All-In Nation is a collaboration between the Center for American Progress and PolicyLink, and it is centered on exploring ways to create broad-based economic growth. Their progressive agenda is to lower income inequality by ensuring that barriers and obstacles are eradicated through encouraging more public investment and breaking down employment discrimination through stricter regulation.
Here are three reasons why the U.S. should buy in to All-In Nation:
Minimizes income inequality, which is a threat to a stable democracy.
Improves the skill-sets of workers currently not desired by the private sector.
Ensures a more diverse leadership body by rectifying institutional bias through stiffer regulation.
Minimizes income inequality, which is a threat to a stable democracy. Since 1980, there has been a steady erosion of the middle class as an emphasis on technology has transformed our workforce. It was also during that time that we saw a drastic reform within our tax code, where marginal income tax rates were substantially slashed at the very top from 70% in 1980 to a low of 28% in 1988. While that encourages more investment and higher economic growth, the downside is that it could enrich few and impoverish many. This result has given rise to grassroots movements, such as Occupy Wall Street, that are demanding that wealth be redistributed to the masses. If this goes unaddressed, the basic fundamentals of capitalism could be threatened.
Improves the skill-sets of workers currently not desired by the private sector. Businesses are committed to maximizing profits, and that implies a lesser commitment to investing in individuals with less marketable skills.
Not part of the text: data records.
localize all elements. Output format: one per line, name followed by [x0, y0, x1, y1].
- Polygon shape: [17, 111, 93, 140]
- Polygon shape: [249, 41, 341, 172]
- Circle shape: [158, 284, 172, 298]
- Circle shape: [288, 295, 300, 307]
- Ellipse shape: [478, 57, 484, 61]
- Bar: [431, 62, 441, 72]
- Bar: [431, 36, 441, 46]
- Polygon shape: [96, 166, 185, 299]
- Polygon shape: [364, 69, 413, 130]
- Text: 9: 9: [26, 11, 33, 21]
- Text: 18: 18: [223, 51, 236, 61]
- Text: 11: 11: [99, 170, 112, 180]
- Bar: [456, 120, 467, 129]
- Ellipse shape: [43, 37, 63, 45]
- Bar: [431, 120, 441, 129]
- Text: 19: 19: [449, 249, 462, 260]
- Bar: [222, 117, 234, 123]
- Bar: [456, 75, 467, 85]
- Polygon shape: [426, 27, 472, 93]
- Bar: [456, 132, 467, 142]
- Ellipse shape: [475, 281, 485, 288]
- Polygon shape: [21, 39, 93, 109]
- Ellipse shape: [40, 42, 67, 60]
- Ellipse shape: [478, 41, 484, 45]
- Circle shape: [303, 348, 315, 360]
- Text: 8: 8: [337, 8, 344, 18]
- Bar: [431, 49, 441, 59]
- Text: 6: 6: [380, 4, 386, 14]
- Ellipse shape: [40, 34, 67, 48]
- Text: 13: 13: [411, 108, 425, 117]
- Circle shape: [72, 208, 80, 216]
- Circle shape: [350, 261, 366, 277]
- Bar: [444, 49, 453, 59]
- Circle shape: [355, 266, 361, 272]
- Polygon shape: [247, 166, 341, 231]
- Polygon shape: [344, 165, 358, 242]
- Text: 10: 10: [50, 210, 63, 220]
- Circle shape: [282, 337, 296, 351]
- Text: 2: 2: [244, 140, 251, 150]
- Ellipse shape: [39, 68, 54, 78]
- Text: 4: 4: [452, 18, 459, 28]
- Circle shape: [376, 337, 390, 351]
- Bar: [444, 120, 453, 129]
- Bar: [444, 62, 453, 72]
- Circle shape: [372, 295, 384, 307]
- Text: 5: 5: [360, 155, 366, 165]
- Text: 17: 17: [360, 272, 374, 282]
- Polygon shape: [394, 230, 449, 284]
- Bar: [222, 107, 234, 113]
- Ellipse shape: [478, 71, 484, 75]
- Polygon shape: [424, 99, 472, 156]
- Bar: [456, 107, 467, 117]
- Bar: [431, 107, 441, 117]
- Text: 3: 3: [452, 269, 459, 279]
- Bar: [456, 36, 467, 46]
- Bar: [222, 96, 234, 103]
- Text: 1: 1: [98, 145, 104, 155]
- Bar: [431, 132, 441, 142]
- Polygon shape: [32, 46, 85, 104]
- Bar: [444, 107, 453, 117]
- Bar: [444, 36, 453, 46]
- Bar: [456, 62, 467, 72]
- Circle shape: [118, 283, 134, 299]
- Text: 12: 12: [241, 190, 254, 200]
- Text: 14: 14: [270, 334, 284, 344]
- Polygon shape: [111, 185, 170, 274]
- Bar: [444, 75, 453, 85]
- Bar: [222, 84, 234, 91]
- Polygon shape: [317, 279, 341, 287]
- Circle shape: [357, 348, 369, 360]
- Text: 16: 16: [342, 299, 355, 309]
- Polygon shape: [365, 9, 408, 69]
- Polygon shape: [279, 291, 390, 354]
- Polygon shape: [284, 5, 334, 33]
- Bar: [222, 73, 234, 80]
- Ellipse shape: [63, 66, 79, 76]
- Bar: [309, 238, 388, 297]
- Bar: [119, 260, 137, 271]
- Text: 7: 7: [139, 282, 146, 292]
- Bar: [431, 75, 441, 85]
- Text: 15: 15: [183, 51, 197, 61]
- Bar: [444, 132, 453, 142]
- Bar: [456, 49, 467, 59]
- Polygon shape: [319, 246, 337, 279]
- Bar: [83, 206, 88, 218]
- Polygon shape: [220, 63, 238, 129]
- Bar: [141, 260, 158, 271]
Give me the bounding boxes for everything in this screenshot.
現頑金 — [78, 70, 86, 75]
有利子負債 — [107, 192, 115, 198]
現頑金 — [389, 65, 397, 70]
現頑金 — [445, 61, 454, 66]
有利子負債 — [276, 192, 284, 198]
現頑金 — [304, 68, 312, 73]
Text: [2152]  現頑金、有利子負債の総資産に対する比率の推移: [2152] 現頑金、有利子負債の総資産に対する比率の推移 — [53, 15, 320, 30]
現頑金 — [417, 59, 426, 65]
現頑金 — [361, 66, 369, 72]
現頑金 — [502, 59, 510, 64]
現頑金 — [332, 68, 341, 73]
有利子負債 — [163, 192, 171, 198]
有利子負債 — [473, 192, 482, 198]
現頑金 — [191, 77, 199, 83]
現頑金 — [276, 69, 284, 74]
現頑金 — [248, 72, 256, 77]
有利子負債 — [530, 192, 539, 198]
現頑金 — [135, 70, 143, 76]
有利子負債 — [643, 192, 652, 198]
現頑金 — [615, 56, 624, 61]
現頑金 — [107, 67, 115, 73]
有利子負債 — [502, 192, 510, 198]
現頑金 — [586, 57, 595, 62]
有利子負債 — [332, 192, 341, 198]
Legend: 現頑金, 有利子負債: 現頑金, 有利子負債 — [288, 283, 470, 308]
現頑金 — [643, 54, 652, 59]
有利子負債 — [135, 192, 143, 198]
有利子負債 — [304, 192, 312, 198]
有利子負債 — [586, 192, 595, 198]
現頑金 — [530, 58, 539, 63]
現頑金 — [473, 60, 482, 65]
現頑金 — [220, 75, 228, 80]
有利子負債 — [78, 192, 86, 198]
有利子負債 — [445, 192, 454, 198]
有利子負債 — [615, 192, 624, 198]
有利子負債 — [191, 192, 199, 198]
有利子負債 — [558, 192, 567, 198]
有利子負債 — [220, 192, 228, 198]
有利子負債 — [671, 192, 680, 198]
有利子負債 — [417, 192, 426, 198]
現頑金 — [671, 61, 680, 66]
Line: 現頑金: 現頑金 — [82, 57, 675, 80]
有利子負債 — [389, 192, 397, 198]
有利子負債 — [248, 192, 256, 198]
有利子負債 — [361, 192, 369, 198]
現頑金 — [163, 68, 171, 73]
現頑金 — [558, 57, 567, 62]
In those instances, the public sector can fill those gaps through workforce development investments. That could entail more funding to various local Department of Labor locations or grants to local colleges and universities. There are also opportunities for greater collaboration between the public sector and private sector, so that market forces are more aligned.
Ensures a more diverse leadership body by rectifying institutional bias through stiffer regulation. It is human nature to have conscious or subconscious biases when it comes to hiring staff. They can occur through distorted images from media or limited interactions with people of different cultures. When making key hiring decisions, it is often more convenient to rely on an insulated network that is not as diverse. With both instances, we see a management structure that might not be attuned to their market and ignore highly talented prospects. This can be rectified through affirmative action or other legislative acts that force management to broaden their job search scope.
Or are you out? Here are three reasons why the U.S. should pass on All-In Nation:
Compromises future economic growth with taxes rising on more productive assets.
Bureaucrats in Washington are ill-equipped to make decisions that will optimally benefit society.
Discourages incentives by enabling counter-productive behavior.
Compromises future economic growth with taxes rising on more productive assets. The U.S. has accumulated successively higher budget deficits because their spending has outpaced revenues collected. Making investments in infrastructure that cannot be supported with current fiscal conditions will likely worsen future economic prospects. While the U.S. has been fortunate to finance deficit spending without a huge increase in interest rates, this is not a sustainable strategy in the long-term. Rising interest rates will undoubtedly occur in the future, and that will hamper both businesses and consumers ability to access cheap credit.
Bureaucrats in Washington are ill-equipped to make decisions that will optimally benefit society. The danger in placing more control with government is that they are either incapable of adjusting to dynamic market conditions or are more interested in fulfilling their selfish pursuits over more valued needs of society. While the free market system allows market forces to veer to projects that will yield the highest economic benefit to society, yielding control over to bureaucrats might result in funding initiatives where political connections trump overall economic benefits.
Discourages incentives by enabling counter-productive behavior. In an attempt to reduce inequality, many anti-poverty programs are designed to provide financial and food support. Even though this is certainly helpful in the short-run for families falling on tough times, there are inadequate mechanisms in place to encourage people to wean off public support. In fact, there are instances where people opt to stay on public support, even when work is available because they find it more financially beneficial. While that might be helpful in the short-run, their future job marketability is compromised when the length of unemployment continues to rise. Prolonged periods of unemployment end up hurting them more in the future and creates a poverty cycle that is hard to reverse.